The Student Room Group

I'm engaged to the wrong guy.

Hmmm, I'm not sure what I'm asking for here: advice or agreement - I don't know.

Anyway, I'm engaged to a guy with whom I have a child. We also live together. However, I've had the feeling for about two years (!!!!) that I am with the wrong guy. I've hinted that I'm not happy and I've even sat my fiancee down and told him straight that I'm not happy. He becomes cloth-eared at the slightest hint of disharmony. This makes it hard to ever conclude the state of our relationship.

I've concluded that, while I've been a student, I've changed too much. My opinions, my view of the world and its people, my view of relationships, what I want, what's best for our child, etc. He hasn't changed. It's not fair on him that I have changed, but I'm studying all the time and I just cannot help it.
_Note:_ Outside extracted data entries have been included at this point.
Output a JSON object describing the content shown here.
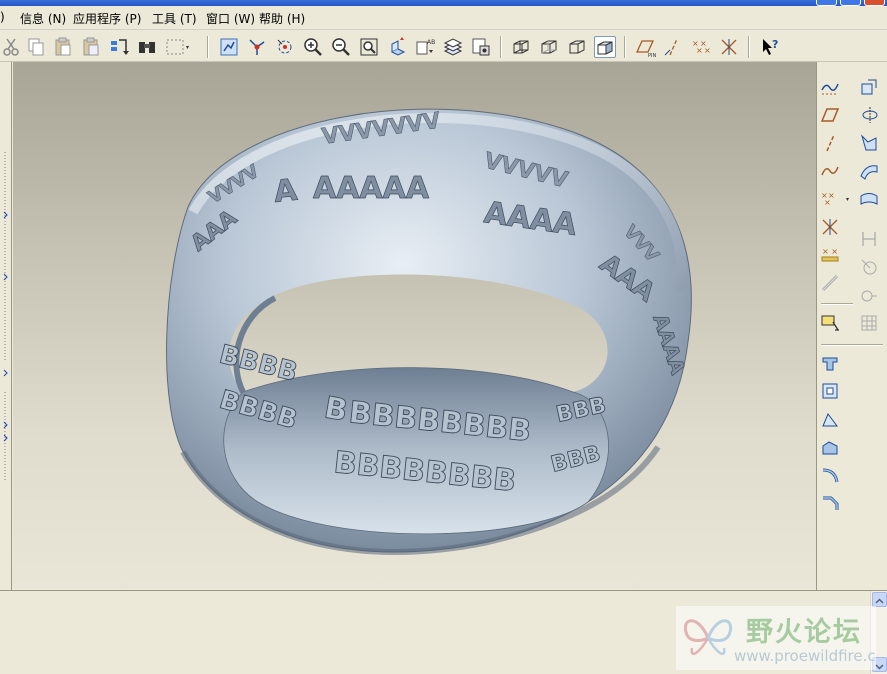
{
  "menu": {
    "items": [
      {
        "label": ")"
      },
      {
        "label": "信息 (N)"
      },
      {
        "label": "应用程序 (P)"
      },
      {
        "label": "工具 (T)"
      },
      {
        "label": "窗口 (W)"
      },
      {
        "label": "帮助 (H)"
      }
    ]
  },
  "toolbar": {
    "icons": [
      "cut-icon",
      "copy-icon",
      "paste-icon",
      "paste-special-icon",
      "regenerate-icon",
      "find-icon",
      "select-box-icon",
      "view-mode-icon",
      "datum-point-icon",
      "spin-center-icon",
      "zoom-in-icon",
      "zoom-out-icon",
      "refit-icon",
      "reorient-icon",
      "saved-views-icon",
      "layers-icon",
      "model-display-icon",
      "wireframe-icon",
      "hidden-line-icon",
      "no-hidden-icon",
      "shading-icon",
      "datum-planes-icon",
      "datum-axes-icon",
      "datum-points-icon",
      "coordinate-systems-icon",
      "context-help-icon"
    ],
    "active": "shading-icon"
  },
  "right_toolbar": {
    "icons": [
      "sketch-curve-icon",
      "plane-icon",
      "axis-icon",
      "curve-icon",
      "point-icon",
      "csys-icon",
      "analysis-icon",
      "chain-icon",
      "sketch-tool-icon",
      "extrude-icon",
      "revolve-icon",
      "sweep-icon",
      "blend-icon",
      "hole-icon",
      "shell-icon",
      "rib-icon",
      "draft-icon",
      "round-icon",
      "chamfer-icon",
      "pattern-icon",
      "mirror-icon",
      "merge-icon",
      "trim-icon",
      "table-icon"
    ]
  },
  "viewport": {
    "model": "ring-with-engraved-text",
    "outer_pattern_letter": "A",
    "inner_pattern_letter": "B"
  },
  "watermark": {
    "title": "野火论坛",
    "url": "www.proewildfire.c"
  },
  "colors": {
    "model": "#a9b7c6",
    "viewport_top": "#a8a496",
    "viewport_bottom": "#e9e5d7",
    "chrome": "#ece9d8"
  }
}
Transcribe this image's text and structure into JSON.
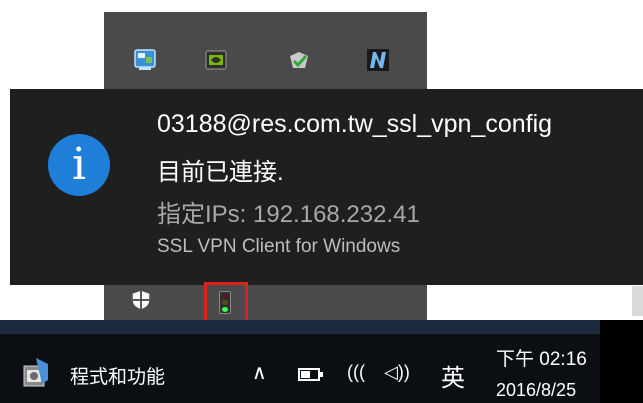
{
  "notification": {
    "title": "03188@res.com.tw_ssl_vpn_config",
    "line1": "目前已連接.",
    "line2": "指定IPs: 192.168.232.41",
    "source": "SSL VPN Client for Windows",
    "icon": "info-icon",
    "icon_glyph": "i"
  },
  "tray_overflow": {
    "icons": [
      "network-config-icon",
      "nvidia-icon",
      "security-check-icon",
      "n-app-icon",
      "shield-icon",
      "vpn-traffic-light-icon"
    ],
    "highlighted": "vpn-traffic-light-icon",
    "highlight_color": "#e0201c"
  },
  "taskbar": {
    "app_label": "程式和功能",
    "chevron": "∧",
    "wifi_glyph": "(((",
    "volume_glyph": "◁))",
    "ime": "英",
    "time": "下午 02:16",
    "date": "2016/8/25"
  },
  "colors": {
    "toast_bg": "#1f1f1f",
    "flyout_bg": "#4a4a4a",
    "info_blue": "#1f7fd8",
    "taskbar_bg": "#0b0f14"
  }
}
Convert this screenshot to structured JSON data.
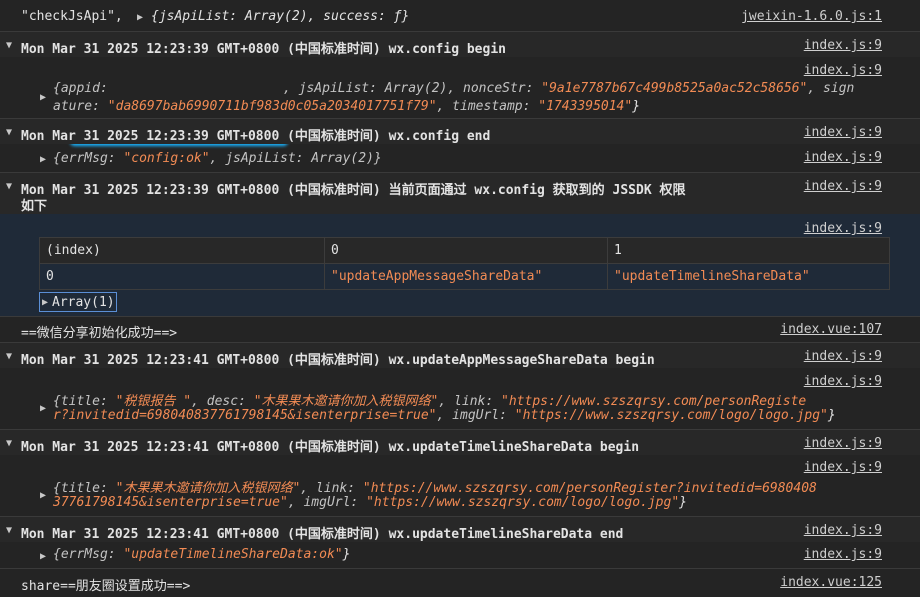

What on earth do I do? I love this man to death, just not in that way. We've not had sex in months (twice this year!), and even those occasions were brief and sorry affairs. I don't know, to be honest, why I ever thought that this man could make me happy.

I am trapped in a relationship that I don't want to be in. I cannot break it up... my fiancee is disabled and our son is young. I'm certain that I cannot leave this man, but the whole situation's making me claustrophobic.

It's a no-winner isn't it? There's no way to resume or finish this relationship without anybody getting hurt.

Reply 1

You shouldnt stay with him out pity nor should you stay with him because of your son. Just because your aint a couple doesnt make him any less of a father. Staying with him is just going to drive you crazy and make you extremely depressed. Maybe you need to move out and see if a relationship is there when your apart.

I know you said you cant leave him, but surely you owe yourself and your son some happiness, your son will pick up on your mood and the relationship between you and your fiancee, youll only end up damaging him, because he will grow up thinking thats what an ideal relationship is.

Reply 2

You owe it to him to be honest: if he won't listen to you when you sit down and approach him one-to-one, then is their a mutual friend or relative who you both trust who can help? Don't stay with him out of pity, and for the sake of your child it's best that if you want to break it off - which you clearly do - do it sooner rather than later :hugs:

Reply 3

You're being shallow and negative, IMO.

Look on the bright side, He seems like a good guy, If not amazing..

Reply 4

(just my opinions)

first of all *hugs* i'm sorry you're going through this. when a family member went to university he completely changed too, in the ways you described, and therefore so did the relationship with his wife. he became a different person, though no fault of his wives-education does change you. just because you change does not make the other person a bad person/less of a person. you clearly love him, but there is a difference between loving someone and being in love with them. i can honestly say staying in a destructive relationship (and it seems destructive to your mood etc)is not healthy, plus i can say that the children of the relationship i mentioned said that they knew their parents weren't happy and they themselves would have been happier if they had split. i agree with another poster who said that staying together just for the sake of it could make your child think that this is what a healthy relationship is like. if you're wanting to the best by your child you need to look after yourself too, and that doesn't make you selfish.

"There's no way to resume or finish this relationship without anybody getting hurt".

I think you're right, there is no way of making a change without SOMEONE getting hurt BUT i think more people will be more hurt if you do continue this relationship. like i said if you want to protect the feelings of your child then don't stay in an unhealthy relationship. also don't stay with your husband just because he is disabled (which i'm guessing is a factor as u took the time to mention it). he functioned before he met you and he will function without you-he deserves to be with someone who is IN love with him.

before you make a decision i would say make sure you have done everything u canto resolve your issues e.g. conselling etc. it sounds like uve done a lot and had this feeling for a long time so it does sound like it should end to me. and hopefully u will be able to stay friends and set up good arrangements as far as your son's care is concerned. good luck! maybe talking to a counsellor of some sort could be beneficial and if u start searching the web, ull see ur most definately not alone! if a woman was in a domestically violent relationship you would surely to tell her to leave the guy, i think although the situation is clearly different the fact that you're both hurting/not happy in some way is very much the same and so the solution will have some similarites. i'm finished rambling!